Air Force chief says service must adapt to future combat

After more than 20 years of focusing on the Middle East, the U.S. Air Force must evolve to remain relevant to near-peer adversaries such as China and Russia on the battlefield of the future, a senior U.S. Air Force official acknowledged Wednesday.

Air Force Chief of Staff Gen. Charles Q. Brown Jr. said he started thinking about the Air Force’s new mission even when he was commander of air forces at U.S. Central Command. The abrupt end of the Afghan mission marks nearly two decades of symbolic focus on the global war on terror against small nations and stateless terrorist movements.

“The fight we’re in is not going to be the fight we’re going to be in in the future,” General Brown said Wednesday at a discussion hosted by the Hudson Institute.

The U.S. military is facing challenges it has not faced since the end of the Cold War. China is a rising economic powerhouse with ambitious control over a large swathe of the Indo-Pacific. Russia’s invasion of neighboring Ukraine was the largest such operation since the end of World War II. At the same time, countries like Iran and North Korea launched attacks on their neighbors and developed sophisticated missiles capable of hitting targets thousands of miles away.

The renewed focus on traditional “great power” conflict has sparked a rethink across the U.S. military, with the Navy, Marine Corps, Army, and new Space Force all being forced to reposition and resize to deal with a very different mission. The Air Force’s culture shock can be particularly strong.

For years, the U.S. owned skies over countries like Iraq and Afghanistan and could launch air missions against targets with almost total impunity. This is unlikely to be the case for a country like China, which has rapidly expanded and improved its offensive and defensive aviation assets in recent years.

“You actually have to win air superiority. You don’t just walk in and have it,” General Brown said.

General Brown is trying to steer the Air Force through generational change while tackling challenges such as an aging fighter fleet and persuading potential recruits to sign on the dotted line. The service also wants to offload aging Cold War-era systems like the A-10 Thunderbolt tank killer.

“It forces us to think hard about how to make these changes,” he said. “We really have to think differently about how we approach things. We have to act differently and get resources and capabilities to fight different battles.”

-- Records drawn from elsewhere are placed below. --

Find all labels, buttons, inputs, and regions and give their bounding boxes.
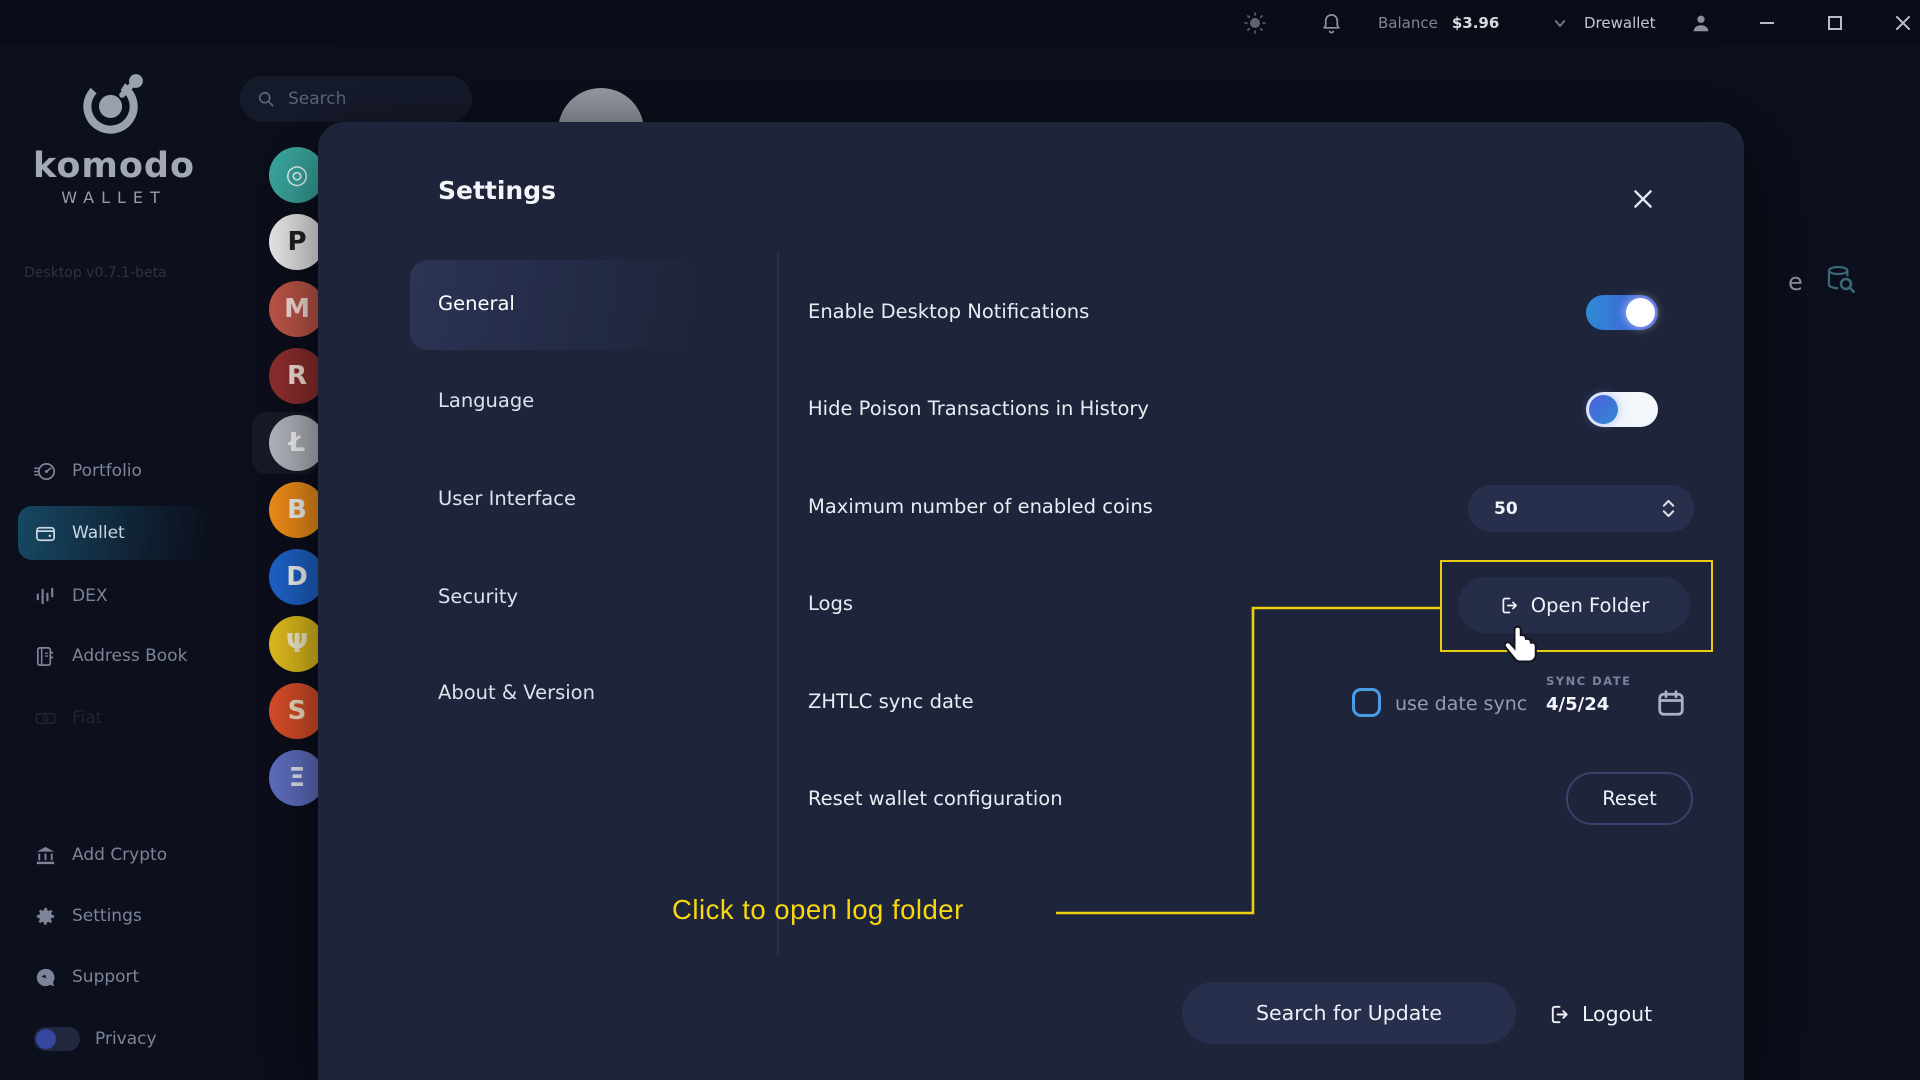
privacy-toggle[interactable] bbox=[34, 1027, 80, 1051]
coin-search[interactable] bbox=[240, 76, 472, 122]
setting-label-logs: Logs bbox=[808, 592, 853, 615]
tabs-divider bbox=[777, 252, 779, 954]
coin-shiba[interactable]: S bbox=[269, 683, 325, 739]
calendar-icon[interactable] bbox=[1656, 688, 1686, 722]
setting-label-notifications: Enable Desktop Notifications bbox=[808, 300, 1090, 323]
theme-sun-icon[interactable] bbox=[1243, 0, 1267, 46]
setting-label-hide-poison: Hide Poison Transactions in History bbox=[808, 397, 1149, 420]
tab-language[interactable]: Language bbox=[438, 389, 534, 412]
coin-meme-red[interactable]: M bbox=[269, 281, 325, 337]
sidebar-item-fiat[interactable]: Fiat bbox=[18, 691, 210, 745]
sidebar-item-label: Add Crypto bbox=[72, 845, 168, 865]
address-book-icon bbox=[36, 646, 54, 666]
use-date-sync-checkbox[interactable] bbox=[1352, 688, 1381, 717]
account-person-icon[interactable] bbox=[1690, 0, 1712, 46]
logout-icon bbox=[1551, 1005, 1568, 1023]
tab-general[interactable]: General bbox=[438, 292, 515, 315]
sidebar-item-label: Settings bbox=[72, 906, 142, 926]
search-icon bbox=[258, 91, 274, 107]
account-dropdown-caret-icon[interactable] bbox=[1554, 0, 1566, 46]
sidebar-item-label: Portfolio bbox=[72, 461, 142, 481]
support-chat-icon bbox=[36, 968, 55, 986]
sync-date-caption: SYNC DATE bbox=[1546, 674, 1632, 688]
balance-value: $3.96 bbox=[1451, 14, 1500, 32]
open-folder-label: Open Folder bbox=[1530, 593, 1650, 617]
window-close-button[interactable] bbox=[1894, 0, 1912, 46]
search-input[interactable] bbox=[288, 89, 438, 109]
coin-bitcoin[interactable]: B bbox=[269, 482, 325, 538]
sidebar-item-label: Address Book bbox=[72, 646, 188, 666]
open-folder-button[interactable]: Open Folder bbox=[1458, 577, 1690, 633]
search-for-update-button[interactable]: Search for Update bbox=[1182, 982, 1516, 1044]
sidebar: komodo WALLET Desktop v0.7.1-beta Portfo… bbox=[0, 46, 230, 1080]
coin-psi-coin[interactable]: Ψ bbox=[269, 616, 325, 672]
coin-panda[interactable]: P bbox=[269, 214, 325, 270]
sidebar-item-settings[interactable]: Settings bbox=[18, 889, 210, 943]
sidebar-item-label: Support bbox=[72, 967, 140, 987]
coin-digibyte[interactable]: D bbox=[269, 549, 325, 605]
wallet-icon bbox=[36, 526, 55, 541]
app-version: Desktop v0.7.1-beta bbox=[24, 265, 167, 281]
coin-meme-dark[interactable]: R bbox=[269, 348, 325, 404]
sync-date-value: 4/5/24 bbox=[1546, 694, 1610, 715]
privacy-toggle-knob bbox=[36, 1029, 56, 1049]
coin-komodo[interactable]: ◎ bbox=[269, 147, 325, 203]
brand-subtitle: WALLET bbox=[61, 188, 167, 207]
sidebar-item-label: Fiat bbox=[72, 708, 103, 728]
dex-candles-icon bbox=[36, 587, 54, 604]
reset-button[interactable]: Reset bbox=[1566, 772, 1693, 825]
sidebar-item-add-crypto[interactable]: Add Crypto bbox=[18, 828, 210, 882]
setting-label-reset-wallet: Reset wallet configuration bbox=[808, 787, 1063, 810]
balance-label: Balance bbox=[1378, 14, 1438, 32]
toggle-knob bbox=[1626, 298, 1655, 327]
setting-label-max-coins: Maximum number of enabled coins bbox=[808, 495, 1153, 518]
sidebar-item-support[interactable]: Support bbox=[18, 950, 210, 1004]
coin-ethereum[interactable]: Ξ bbox=[269, 750, 325, 806]
sidebar-item-address-book[interactable]: Address Book bbox=[18, 629, 210, 683]
sidebar-item-wallet[interactable]: Wallet bbox=[18, 506, 210, 560]
sidebar-item-label: DEX bbox=[72, 586, 108, 606]
notifications-toggle[interactable] bbox=[1586, 295, 1658, 330]
komodo-logo-icon bbox=[83, 74, 143, 134]
fiat-banknote-icon bbox=[35, 712, 56, 724]
block-explorer-icon bbox=[1824, 262, 1858, 300]
brand-name: komodo bbox=[33, 146, 195, 186]
komodo-brand: komodo WALLET bbox=[0, 66, 228, 207]
use-date-sync-label: use date sync bbox=[1395, 693, 1528, 715]
logout-button[interactable]: Logout bbox=[1548, 996, 1652, 1032]
toggle-knob bbox=[1589, 395, 1618, 424]
sidebar-item-label: Privacy bbox=[95, 1029, 157, 1049]
stepper-value: 50 bbox=[1494, 498, 1518, 519]
gear-icon bbox=[36, 907, 55, 925]
notifications-bell-icon[interactable] bbox=[1320, 0, 1343, 46]
tab-about-version[interactable]: About & Version bbox=[438, 681, 595, 704]
update-label: Search for Update bbox=[1256, 1001, 1442, 1025]
stepper-chevrons-icon[interactable] bbox=[1661, 498, 1676, 523]
account-name[interactable]: Drewallet bbox=[1584, 0, 1656, 46]
coin-litecoin[interactable]: Ł bbox=[269, 415, 325, 471]
modal-title: Settings bbox=[438, 176, 557, 205]
sidebar-item-label: Wallet bbox=[72, 523, 125, 543]
reset-label: Reset bbox=[1602, 787, 1657, 810]
titlebar: Balance $3.96 Drewallet bbox=[0, 0, 1920, 46]
sidebar-item-dex[interactable]: DEX bbox=[18, 569, 210, 623]
tab-user-interface[interactable]: User Interface bbox=[438, 487, 576, 510]
hide-poison-toggle[interactable] bbox=[1586, 392, 1658, 427]
logout-label: Logout bbox=[1582, 1002, 1653, 1026]
sidebar-item-portfolio[interactable]: Portfolio bbox=[18, 444, 210, 498]
bank-icon bbox=[36, 846, 55, 864]
setting-label-zhtlc-sync: ZHTLC sync date bbox=[808, 690, 974, 713]
background-partial-text: e bbox=[1788, 268, 1803, 296]
settings-modal: Settings General Language User Interface… bbox=[318, 122, 1744, 1080]
open-folder-export-icon bbox=[1502, 597, 1517, 613]
window-minimize-button[interactable] bbox=[1758, 0, 1776, 46]
sidebar-item-privacy[interactable]: Privacy bbox=[18, 1012, 210, 1066]
portfolio-speedometer-icon bbox=[34, 462, 55, 480]
max-coins-stepper[interactable]: 50 bbox=[1468, 485, 1694, 532]
window-maximize-button[interactable] bbox=[1826, 0, 1844, 46]
tab-security[interactable]: Security bbox=[438, 585, 518, 608]
modal-close-icon[interactable] bbox=[1630, 186, 1656, 216]
coin-list: ◎ P M R Ł B D Ψ S Ξ bbox=[269, 147, 325, 817]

U.S. troops sent to Iraq and Afghanistan are often assigned to bases with amenities such as well-stocked gyms, cafeterias and regular Wi-Fi. General Brown said that was unlikely to be repeated in future conflicts.

“We’re going to some places in the future where you might have to start from scratch in some cases,” he said. “You may not stay in that position because of the dynamic nature of the threat.”

Air Force leaders should also be willing to provide more information to their forces, General Brown said, calling it “about trusting and empowering our airmen.” They’ll also need solid working relationships with the defense industry — including mainline contractors and smaller tech companies that provide products usable by the military.

“We had to break some of these bureaucratic processes to adapt ourselves and move fast,” General Brown said.

He remains a staunch proponent of the Air Force’s “agile combat employment” doctrine, which is designed to improve survivability while still producing combat effectiveness. Future Air Force missions may see a fleet of F-22 fighter jets operating in different regions, with a small amount of logistical support to support them.

“Having the right mix of capabilities and the right mix of pilots doesn’t require you to bring everything,” General Brown said. “We often find that our pilots can do a lot more than we ask them to do.”